All our readings today speak of calling out to God in times of trouble. Our Deuteronomy reading in particular makes clear, we don’t necessarily call out to God only as individuals.

I’ve spent most of the past two days at South By Southwest, and remarkably, there has been a lot of programming around the concept of social isolation, but I’ll just give details from one specific talk. Professor Dawn Fallik of the University of Delaware gave a fascinating talk on the research around loneliness. Researchers are finding that “Generation Z” – the people currently aged 18 to 22 – suffer from loneliness and isolation more than any previous generation. It’s not necessarily because of social media, however. American young adults are more likely to have grown up with “over-programmed” childhoods that left little time for learning how to make friends or how to deal with boredom. It is less likely that they played with the kids on their block, or that their neighbors ran over to ask for a cup of sugar. They were less likely to overhear their parents having long conversations with friends on the phone.

Fallik was joined by Professor Julia Holt-Lunstad of Brigham Young University who presented powerful, conclusive research from around the world about the health risks of social isolation. Social isolation has more detrimental effects on our health than smoking, consuming alcohol, getting divorced, being obese, or breathing polluted air. The less friends we have, the more likely we are to suffer from hypertension and inflammation. Most frightening of all, social isolation increases the risk of suicide. These statistics are true regardless of age, gender, culture, or initial health condition.

Why am I talking about isolation, when I’m supposed to be preaching about Christ’s temptation in the desert? Because I am convinced that we, as a nation, are succumbing to Satan’s temptation to become more and more isolated from one another. We do this in part by promoting isolation as a value masquerading under other names, such as “independence” or “autonomy.” In promoting isolation, I think we’re feeding into a phenomenon that makes it harder for us to flourish as humans, and taking us further away from God.

At the beginning of Mass, I asked: “What gifts do we need from God? And what’s holding us back from asking God for those gifts?” In Hebrew, the word for obstacle is “satan.” For many of us, is the obstacle, or satan, our misguided idea that religion and spirituality are things we do on our own?
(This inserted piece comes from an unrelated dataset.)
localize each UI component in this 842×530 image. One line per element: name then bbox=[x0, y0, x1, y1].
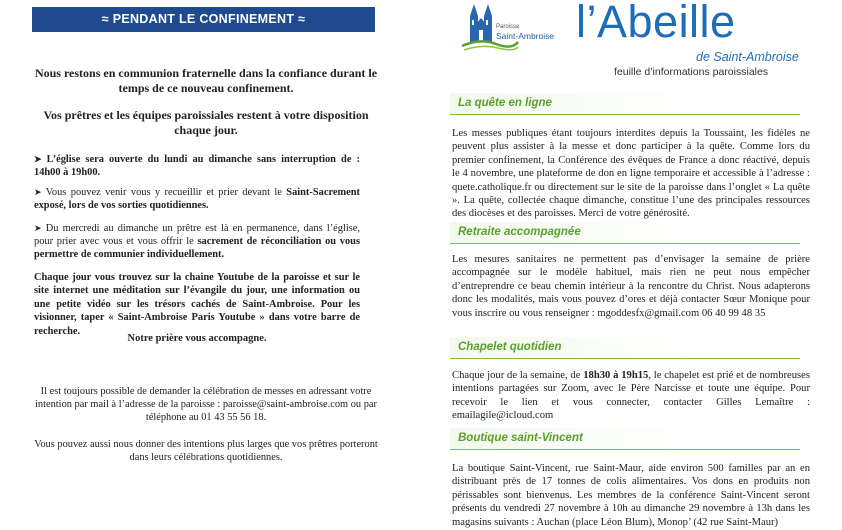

For the past 50 years, as Catholics have become more integrated into society, we have been given the choice whether to engage with Church and spirituality in a socially integrated way or in a socially isolated way. For a lot of us, our relationship with God could be enhanced if our church experience were also a place of greater social integration. One of the best-kept secrets about St. Austin is that we have at least ten official SCCs – “Small Christian Communities,” groups of 8-12 individuals or families that meet every week or every other week throughout the city. If you’d like to try one out, go to the Small Christian Communities page at staustin.org to explore. We also have lots of “unofficial” SCCs, too, such as GAP, CRHP, families that sit together for coffee and donuts, the Thursday outreach volunteers, and the people who help prepare and clean up the Sunday supper. I’m sure if we had a huge influx of new people interested in joining SCCs, we could start some new ones. No decision has been made yet about redeveloping our property here, but I’m convinced the SCCs will become essential to our sense of a community during the period if we become temporarily exiled from the meeting spaces here at the corner of 21st and Guadalupe.

So this Lent, perhaps we’re not called to head out alone into the desert. Perhaps one discipline we can take up for the rest of our lives is to bring back the culture of building micro-connections. Talk with people in line at the bus stop and the grocery store, even if they’re initially engaged with their smart phone. Before or after Mass, ask someone you don’t know very well a question of substance, something that gives them opportunity to really share something about themselves.

As Paul told the Romans, “everyone who calls on the name of the LORD will be saved.” We don’t call on the LORD just as individuals. As Americans, we often forget that the goal is for us to get to heaven collectively.